Fareed Nabir, chief executive officer of online lettings app LetBritain, believes that there is an acknowledgement that a growing number of young people are ‘stuck’ in rental accommodation so it is helpful that the Budget has addressed the lettings market.
‘With 7.2 million households likely to be in the rental market by 2025, the Chancellor has seized the opportunity to continue with the recent wave of reforms by offering tax incentives for landlords guaranteeing tenancies of at least 12 months,’ he said.
‘This should hopefully have a trickledown effect on rental prices, offering more financial manoeuvrability for tenants saving to buy their own house, something the Chancellor has made easier, while also providing additional security for renters,’ he added.
Longer term tenancies should be welcomed by tenants, according to Dominic Martin, head of operations at Atlas Residential. ‘The Government’s push for longer term tenancies is very welcome news for the build to rent sector and for renters,’ he said.
‘Providing the customer with greater flexibility and security through long term tenancies is a positive step forward for the rental market and an acknowledgement that the customer should remain firmly at the heart of everything we do as these are people’s homes,’ he pointed out.
But the Residential Landlords Association (RLA) questioned whethere a consultation is needed. ‘With ever growing numbers of families with children in private rented housing we recognise their needs for longer tenancies. Today’s Budget could have acted on proposals we have made by providing tax relief for landlords prepared to offer longer tenancies and taking action against mortgage lenders who block them being granted,’ said RLA policy director David Smith.

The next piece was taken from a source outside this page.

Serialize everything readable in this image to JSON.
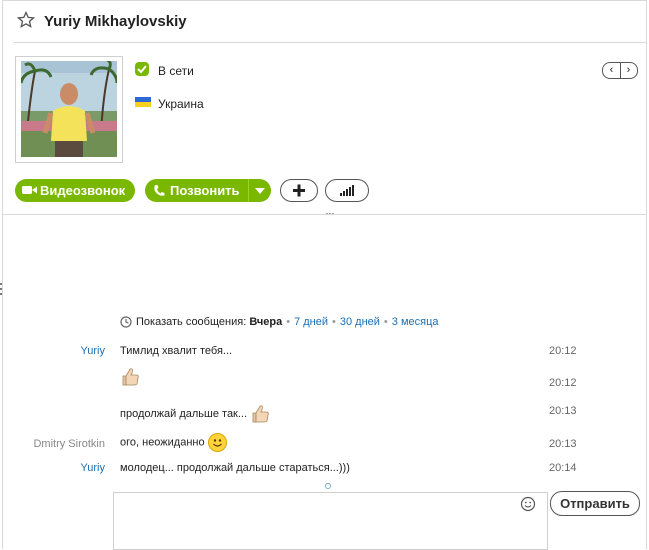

‘Instead we have yet another consultation adding to the 15 already ongoing which relate to the private rented sector. Tenants cannot live in consultations,’ he explained.
‘The renewed focused on corporate money in high rise city centre rental property also neglects rural areas and towns, and fails to support the majority of landlords who are individuals and can provide the dynamism the rental market desperately needs,’ he added.
The current situation will mean a continued reliance on the private rental sector, according to Simon Heawood, chief executive officer of Bricklane. ‘It is welcome news that the Government will be opening a consultation on how to encourage landlords to offer longer tenancies,’ he said.
‘Some forward thinking landlords have been offering more stable tenancies for a while now and it is a great win-win as tenants get greater stability, enabling them to feel more at home, whilst our investors have the benefit of higher occupancy rates,’ he added.